Selain itu, pembangunan infrastruktur yang pesat meningkatkan jumlah pertumbuhan perumahan. Bisnis perumahan berdampak besar terhadap peningkatan harga tanah. Sebagai contoh, harga tanah di Cisauk, Kabupaten Bogor, tahun 2015 masih dijual Rp 200.000 per meter persegi, tetapi setelah raksasa properti seperti Sinar Mas Land secara agresif membangun perumahan di kawasan itu, harga tanah melejit menjadi Rp 3 juta per meter persegi.

Pertumbuhan modal yang sangat pesat dalam jumlah sangat besar menempatkan tanah murni sebagai komoditas perdagangan dan tanpa aspek kepentingan sosial sama sekali. Para pemilik modal memonopoli seluruh tanah-tanah yang ada di daerah perkotaan maupun pedesaan sebagai investasi masa depan.

Di tangan para pemodal, harga tanah akan berlipat ganda dan sudah pasti masyarakat miskin tidak mampu membelinya. Dengan demikian, warga negara tidak dapat memiliki akses terhadap sumber-sumber agraria yang setali dengan kekuasaan dan ekonomi.

Kita perlu membaca penjelasan Mohtar Mas’oed (1997) tentang tanah. Pertama, tanah hanya dinilai dari utilitas ekonominya, sementara itu terjadi reduksi nilai tanah dari sisi sosial, budaya, dan politik.

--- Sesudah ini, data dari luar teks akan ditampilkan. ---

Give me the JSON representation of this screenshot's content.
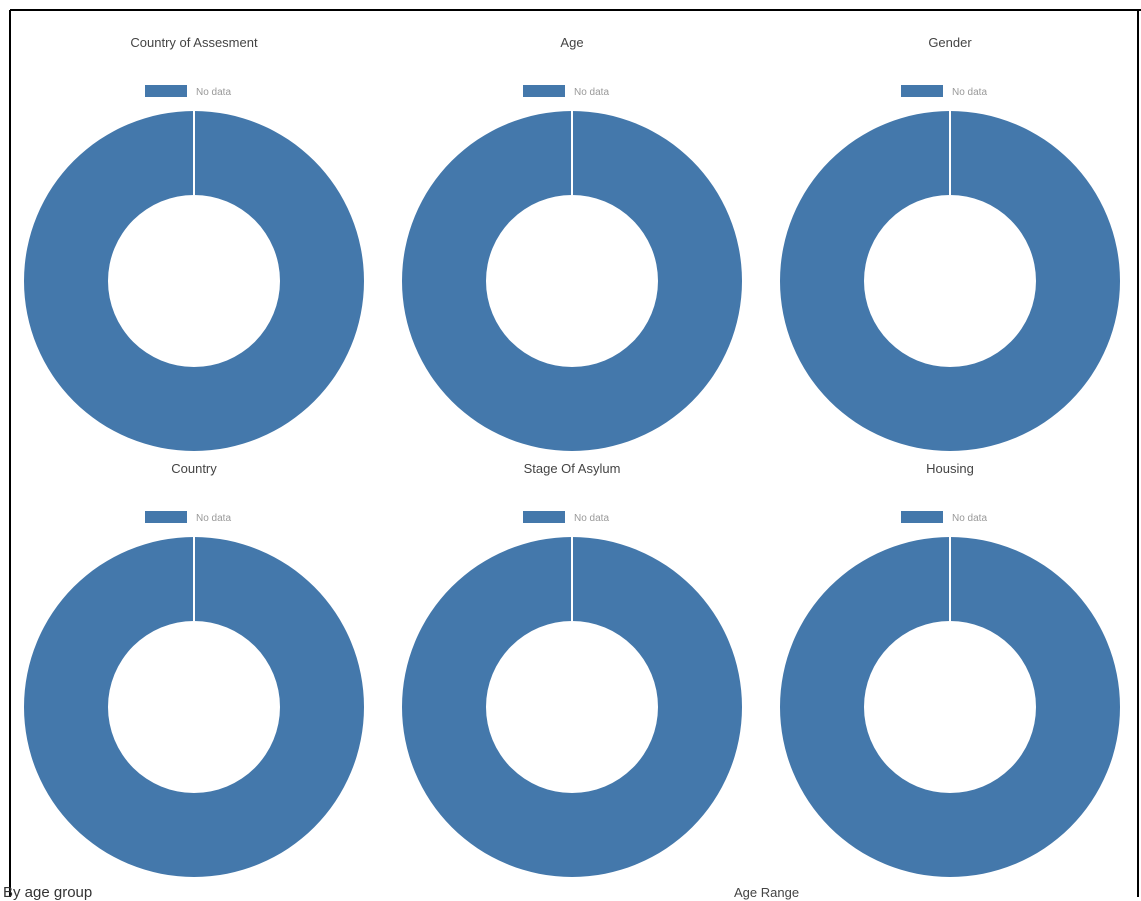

Kedua, tanah menjadi sarana investasi, terjadi perubahan fungsi tanah yang asalnya sebagai alat dan faktor produksi berubah menjadi alat investasi.

Ketiga, terjadi peningkatan konsentrasi kepemilikan tanah secara drastis sebagai dampak langsung komodifikasi tanah. Keempat, adanya keharusan struktural berupa risiko yang ditanggung oleh negara, karena pemerintah telah menandatangani perjanjian internasional yang menghapus hambatan investasi, salah satunya menghapus pembatasan kepemilikan dan penguasaan lahan.

Dapat dikatakan, penggusuran rumah maupun lapak berdagang masyarakat di daerah perkotaan adalah sebuah wujud nyata monopoli kepemilikan tanah. Program rumah DP nol persen atau rumah susun bersubsidi bahkan gratis sekalipun hanyalah sebatas kampanye politik untuk memenangkan Pilkada Jakarta.

Apabila negara memang berkenan hadir, sebagaimana selalu disuarakan oleh aktor-aktor politik, jalan satu-satunya adalah pemerintah harus mengatur ulang sistem kepemilikan tanah, baik di perkotaan maupun pedesaan dan menjamin fungsi sosial tanah berjalan, sebagaimana telah diamanatkan dalam Undang-Undang Pokok Agraria Nomor 5 Tahun 1960 Pasal 6, “semua hak atas tanah mempunyai fungsi sosial.”